Social care on the brink, GMB warns STUC Congress
Social care in Scotland is on the brink as skilled workers are driven out by low wages and poor conditions, GMB Scotland warns.
The union today told the STUC Congress that promises of change after Covid have been broken leaving care in crisis.
It called on ministers to introduce new pay structures and collective bargaining in private care to stem an exodus of staff driven out by low wages and poor conditions.
Tamara Beattie, a care worker and GMB rep, told delegates in Dundee: “It has now been five years since Covid turned the world upside down.
“Five years since social care workers were hailed as heroes, applauded, celebrated, praised by politicians, and promised real change.
“We were told that things would be different. That the sacrifices made during the pandemic would never be forgotten.
“We were told the value of care work would finally be recognised, respected, and properly rewarded.
“What has actually changed?
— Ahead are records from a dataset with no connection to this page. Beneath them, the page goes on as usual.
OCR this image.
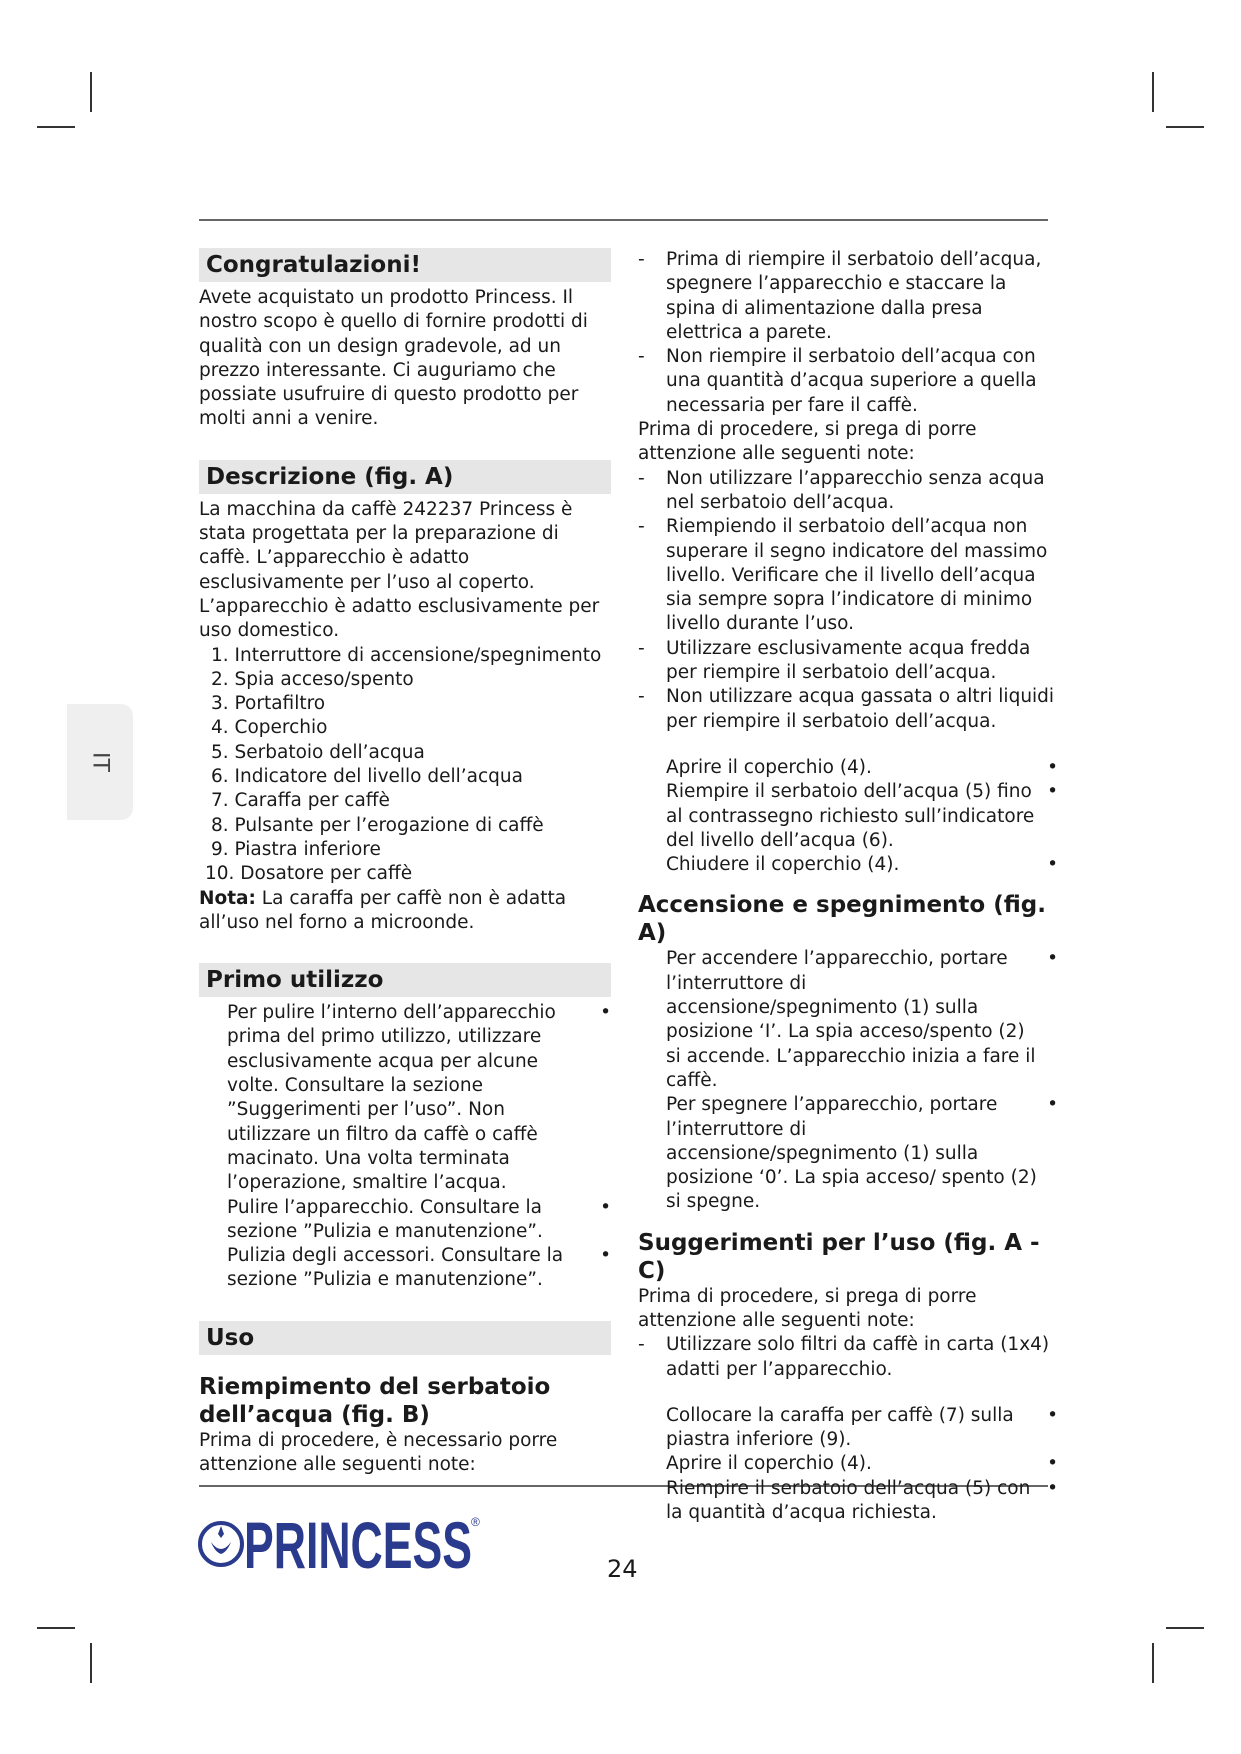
IT
Congratulazioni!

Avete acquistato un prodotto Princess. Il nostro scopo è quello di fornire prodotti di qualità con un design gradevole, ad un prezzo interessante. Ci auguriamo che possiate usufruire di questo prodotto per molti anni a venire.

Descrizione (fig. A)

La macchina da caffè 242237 Princess è stata progettata per la preparazione di caffè. L’apparecchio è adatto esclusivamente per l’uso al coperto. L’apparecchio è adatto esclusivamente per uso domestico.

1. Interruttore di accensione/spegnimento
2. Spia acceso/spento
3. Portafiltro
4. Coperchio
5. Serbatoio dell’acqua
6. Indicatore del livello dell’acqua
7. Caraffa per caffè
8. Pulsante per l’erogazione di caffè
9. Piastra inferiore
10. Dosatore per caffè

Nota: La caraffa per caffè non è adatta all’uso nel forno a microonde.

Primo utilizzo
Per pulire l’interno dell’apparecchio prima del primo utilizzo, utilizzare esclusivamente acqua per alcune volte. Consultare la sezione ”Suggerimenti per l’uso”. Non utilizzare un filtro da caffè o caffè macinato. Una volta terminata l’operazione, smaltire l’acqua.
•
Pulire l’apparecchio. Consultare la sezione ”Pulizia e manutenzione”.
•
Pulizia degli accessori. Consultare la sezione ”Pulizia e manutenzione”.
•
Uso
Riempimento del serbatoio dell’acqua (fig. B)

Prima di procedere, è necessario porre attenzione alle seguenti note:

- Prima di riempire il serbatoio dell’acqua, spegnere l’apparecchio e staccare la spina di alimentazione dalla presa elettrica a parete.
- Non riempire il serbatoio dell’acqua con una quantità d’acqua superiore a quella necessaria per fare il caffè.

Prima di procedere, si prega di porre attenzione alle seguenti note:

- Non utilizzare l’apparecchio senza acqua nel serbatoio dell’acqua.
- Riempiendo il serbatoio dell’acqua non superare il segno indicatore del massimo livello. Verificare che il livello dell’acqua sia sempre sopra l’indicatore di minimo livello durante l’uso.
- Utilizzare esclusivamente acqua fredda per riempire il serbatoio dell’acqua.
- Non utilizzare acqua gassata o altri liquidi per riempire il serbatoio dell’acqua.
Aprire il coperchio (4).	•
Riempire il serbatoio dell’acqua (5) fino al contrassegno richiesto sull’indicatore del livello dell’acqua (6).
•
Chiudere il coperchio (4).	•
Accensione e spegnimento (fig. A)
Per accendere l’apparecchio, portare l’interruttore di accensione/spegnimento (1) sulla posizione ‘I’. La spia acceso/spento (2) si accende. L’apparecchio inizia a fare il caffè.
•
Per spegnere l’apparecchio, portare l’interruttore di accensione/spegnimento (1) sulla posizione ‘0’. La spia acceso/ spento (2) si spegne.
•
Suggerimenti per l’uso (fig. A - C)

Prima di procedere, si prega di porre attenzione alle seguenti note:

- Utilizzare solo filtri da caffè in carta (1x4) adatti per l’apparecchio.
Collocare la caraffa per caffè (7) sulla piastra inferiore (9).
•
Aprire il coperchio (4).	•
Riempire il serbatoio dell’acqua (5) con la quantità d’acqua richiesta.
•
PRINCESS ®
24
Care workers are still chronically underpaid and still denied proper sick pay.
“They are still trapped in a system where fair pay and conditions are not a right but a battle.
“And they are still excluded from national bargaining and still treated like an afterthought by the Scottish Government.”
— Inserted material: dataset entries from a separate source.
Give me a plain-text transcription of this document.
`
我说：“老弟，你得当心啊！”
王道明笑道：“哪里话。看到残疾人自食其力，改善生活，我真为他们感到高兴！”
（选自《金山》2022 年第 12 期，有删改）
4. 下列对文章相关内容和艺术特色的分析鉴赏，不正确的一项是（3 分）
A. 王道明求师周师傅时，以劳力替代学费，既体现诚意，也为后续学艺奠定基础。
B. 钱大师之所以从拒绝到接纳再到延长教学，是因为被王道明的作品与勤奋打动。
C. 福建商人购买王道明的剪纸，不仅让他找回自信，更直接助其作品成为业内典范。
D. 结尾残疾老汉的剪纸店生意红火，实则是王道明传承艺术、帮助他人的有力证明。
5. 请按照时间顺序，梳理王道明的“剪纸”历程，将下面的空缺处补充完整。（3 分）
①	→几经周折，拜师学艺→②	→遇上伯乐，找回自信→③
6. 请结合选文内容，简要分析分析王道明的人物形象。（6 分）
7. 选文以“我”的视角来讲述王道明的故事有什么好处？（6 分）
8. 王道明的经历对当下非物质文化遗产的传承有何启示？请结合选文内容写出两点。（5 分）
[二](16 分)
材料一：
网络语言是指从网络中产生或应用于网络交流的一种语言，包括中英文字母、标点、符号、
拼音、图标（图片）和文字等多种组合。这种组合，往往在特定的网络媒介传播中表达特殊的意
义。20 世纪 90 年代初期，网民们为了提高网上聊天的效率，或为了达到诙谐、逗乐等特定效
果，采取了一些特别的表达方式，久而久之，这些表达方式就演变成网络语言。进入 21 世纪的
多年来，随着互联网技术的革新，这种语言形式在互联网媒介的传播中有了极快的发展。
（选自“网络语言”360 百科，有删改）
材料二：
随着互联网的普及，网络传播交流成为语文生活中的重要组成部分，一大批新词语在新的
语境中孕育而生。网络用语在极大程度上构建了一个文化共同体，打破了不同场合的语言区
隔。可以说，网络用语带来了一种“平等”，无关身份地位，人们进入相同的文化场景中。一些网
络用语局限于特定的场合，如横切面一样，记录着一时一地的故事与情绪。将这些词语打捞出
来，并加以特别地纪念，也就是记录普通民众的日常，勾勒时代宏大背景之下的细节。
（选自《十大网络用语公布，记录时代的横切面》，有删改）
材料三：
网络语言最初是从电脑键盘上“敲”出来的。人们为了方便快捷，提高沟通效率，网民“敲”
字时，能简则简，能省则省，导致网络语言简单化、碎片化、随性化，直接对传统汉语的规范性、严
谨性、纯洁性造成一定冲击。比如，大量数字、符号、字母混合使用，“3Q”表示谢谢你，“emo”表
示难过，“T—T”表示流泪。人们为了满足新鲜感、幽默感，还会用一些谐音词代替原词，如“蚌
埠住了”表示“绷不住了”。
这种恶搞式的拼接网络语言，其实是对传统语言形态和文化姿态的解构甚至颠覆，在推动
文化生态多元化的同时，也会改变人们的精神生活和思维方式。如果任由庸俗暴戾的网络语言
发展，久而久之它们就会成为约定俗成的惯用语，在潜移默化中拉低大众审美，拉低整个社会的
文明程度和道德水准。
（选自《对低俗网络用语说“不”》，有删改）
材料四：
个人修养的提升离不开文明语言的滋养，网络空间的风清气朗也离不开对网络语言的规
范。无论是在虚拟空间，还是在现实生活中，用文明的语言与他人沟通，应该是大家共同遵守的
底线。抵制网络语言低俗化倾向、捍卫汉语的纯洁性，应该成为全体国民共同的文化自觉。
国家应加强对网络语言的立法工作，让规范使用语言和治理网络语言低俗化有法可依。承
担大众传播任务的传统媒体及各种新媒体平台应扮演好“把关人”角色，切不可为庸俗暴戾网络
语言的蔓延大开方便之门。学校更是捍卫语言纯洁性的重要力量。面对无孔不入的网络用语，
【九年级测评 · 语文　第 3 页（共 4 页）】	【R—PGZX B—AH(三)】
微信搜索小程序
Beattie told delegates, on the second day of the congress, that £38m promised by ministers to bolster social care has never materialised.
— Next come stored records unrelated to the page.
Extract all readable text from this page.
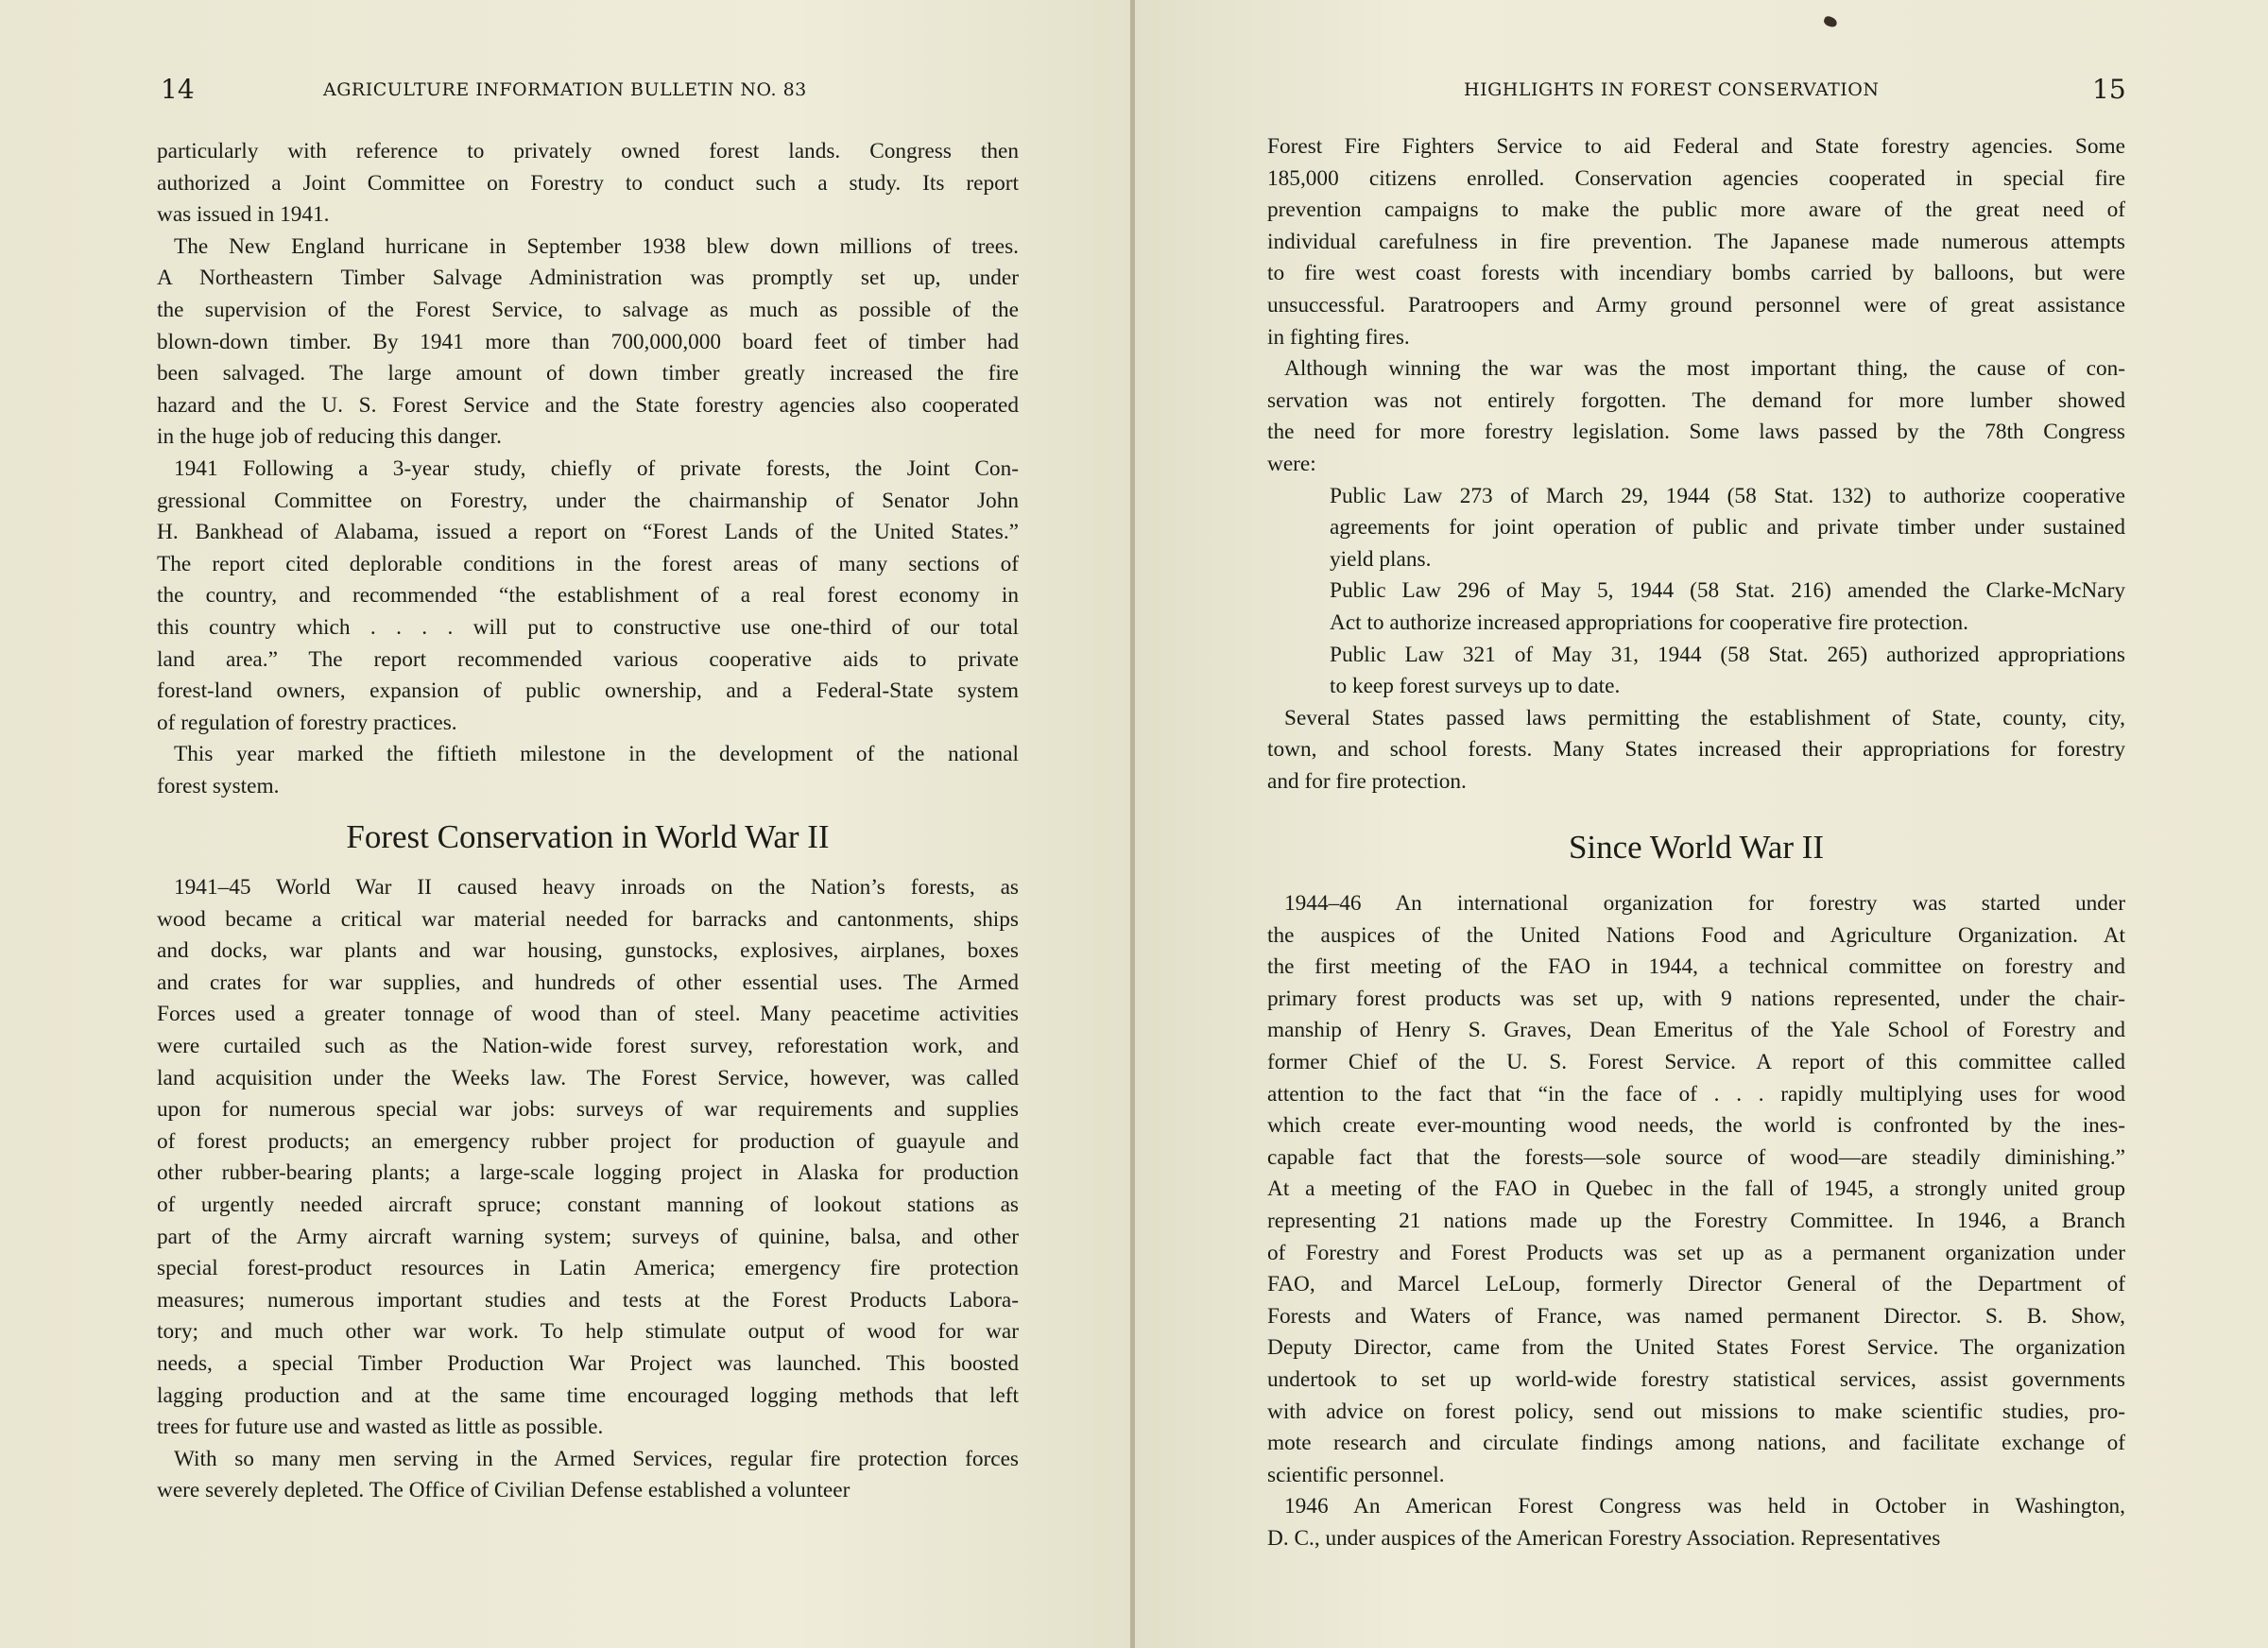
14	AGRICULTURE INFORMATION BULLETIN NO. 83

particularly with reference to privately owned forest lands. Congress then
authorized a Joint Committee on Forestry to conduct such a study. Its report
was issued in 1941.

The New England hurricane in September 1938 blew down millions of trees.
A Northeastern Timber Salvage Administration was promptly set up, under
the supervision of the Forest Service, to salvage as much as possible of the
blown-down timber. By 1941 more than 700,000,000 board feet of timber had
been salvaged. The large amount of down timber greatly increased the fire
hazard and the U. S. Forest Service and the State forestry agencies also cooperated
in the huge job of reducing this danger.

1941 Following a 3-year study, chiefly of private forests, the Joint Con-
gressional Committee on Forestry, under the chairmanship of Senator John
H. Bankhead of Alabama, issued a report on “Forest Lands of the United States.”
The report cited deplorable conditions in the forest areas of many sections of
the country, and recommended “the establishment of a real forest economy in
this country which . . . . will put to constructive use one-third of our total
land area.” The report recommended various cooperative aids to private
forest-land owners, expansion of public ownership, and a Federal-State system
of regulation of forestry practices.

This year marked the fiftieth milestone in the development of the national
forest system.

Forest Conservation in World War II

1941–45 World War II caused heavy inroads on the Nation’s forests, as
wood became a critical war material needed for barracks and cantonments, ships
and docks, war plants and war housing, gunstocks, explosives, airplanes, boxes
and crates for war supplies, and hundreds of other essential uses. The Armed
Forces used a greater tonnage of wood than of steel. Many peacetime activities
were curtailed such as the Nation-wide forest survey, reforestation work, and
land acquisition under the Weeks law. The Forest Service, however, was called
upon for numerous special war jobs: surveys of war requirements and supplies
of forest products; an emergency rubber project for production of guayule and
other rubber-bearing plants; a large-scale logging project in Alaska for production
of urgently needed aircraft spruce; constant manning of lookout stations as
part of the Army aircraft warning system; surveys of quinine, balsa, and other
special forest-product resources in Latin America; emergency fire protection
measures; numerous important studies and tests at the Forest Products Labora-
tory; and much other war work. To help stimulate output of wood for war
needs, a special Timber Production War Project was launched. This boosted
lagging production and at the same time encouraged logging methods that left
trees for future use and wasted as little as possible.

With so many men serving in the Armed Services, regular fire protection forces
were severely depleted. The Office of Civilian Defense established a volunteer

HIGHLIGHTS IN FOREST CONSERVATION	15

Forest Fire Fighters Service to aid Federal and State forestry agencies. Some
185,000 citizens enrolled. Conservation agencies cooperated in special fire
prevention campaigns to make the public more aware of the great need of
individual carefulness in fire prevention. The Japanese made numerous attempts
to fire west coast forests with incendiary bombs carried by balloons, but were
unsuccessful. Paratroopers and Army ground personnel were of great assistance
in fighting fires.

Although winning the war was the most important thing, the cause of con-
servation was not entirely forgotten. The demand for more lumber showed
the need for more forestry legislation. Some laws passed by the 78th Congress
were:

Public Law 273 of March 29, 1944 (58 Stat. 132) to authorize cooperative
agreements for joint operation of public and private timber under sustained
yield plans.

Public Law 296 of May 5, 1944 (58 Stat. 216) amended the Clarke-McNary
Act to authorize increased appropriations for cooperative fire protection.

Public Law 321 of May 31, 1944 (58 Stat. 265) authorized appropriations
to keep forest surveys up to date.

Several States passed laws permitting the establishment of State, county, city,
town, and school forests. Many States increased their appropriations for forestry
and for fire protection.

Since World War II

1944–46 An international organization for forestry was started under
the auspices of the United Nations Food and Agriculture Organization. At
the first meeting of the FAO in 1944, a technical committee on forestry and
primary forest products was set up, with 9 nations represented, under the chair-
manship of Henry S. Graves, Dean Emeritus of the Yale School of Forestry and
former Chief of the U. S. Forest Service. A report of this committee called
attention to the fact that “in the face of . . . rapidly multiplying uses for wood
which create ever-mounting wood needs, the world is confronted by the ines-
capable fact that the forests—sole source of wood—are steadily diminishing.”
At a meeting of the FAO in Quebec in the fall of 1945, a strongly united group
representing 21 nations made up the Forestry Committee. In 1946, a Branch
of Forestry and Forest Products was set up as a permanent organization under
FAO, and Marcel LeLoup, formerly Director General of the Department of
Forests and Waters of France, was named permanent Director. S. B. Show,
Deputy Director, came from the United States Forest Service. The organization
undertook to set up world-wide forestry statistical services, assist governments
with advice on forest policy, send out missions to make scientific studies, pro-
mote research and circulate findings among nations, and facilitate exchange of
scientific personnel.

1946 An American Forest Congress was held in October in Washington,
D. C., under auspices of the American Forestry Association. Representatives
Meanwhile, years of discussion about a new National Care Service, intended to transform social care, came to nothing as the proposed legislation collapsed.
Beattie said: “Social care is crumbling. Staff are leaving in droves because they simply cannot survive on poverty wages.
“Services are being stretched beyond breaking point. Staff are off with mental health issues and no support. Workers are at breaking point.
"The people who rely on care — the elderly, the vulnerable, those with disabilities — are being failed.
“Our politicians talk but do not act. We have no more time for talking. The sector is broken.”
“Congress, enough is enough. Five years is too long to wait for promises to be kept.
“Five years of empty words. Five years of workers being left behind and let down. Social care workers deserve so much better — and they deserve it now. Not in another five years. Not after another consultation. Now.”
Beattie called for full sectoral bargaining in social care designed to give care workers a real voice and negotiating power.
She added: “We need national minimum standards so no worker is left behind based on who their employer happens to be.
“We need real investment in our sector - investment that recognises care not as a cost to be cut, but as a foundation to be built on.
“Because care is not just a job. It is a lifeline and warm words are not enough. Applause is not enough.
“We owe it to every care worker past, present, and future to turn promises into action.
“Support the workers who never stopped showing up — even when everything else shut down.”
The GMB Scotland motion calling on the Scottish Government to act immediately to improve pay and conditions in social care, introduce sectoral bargaining, finally deliver the promised £15 an hour minimum wage and redirect profits made by private firms into care services was passed by delegates.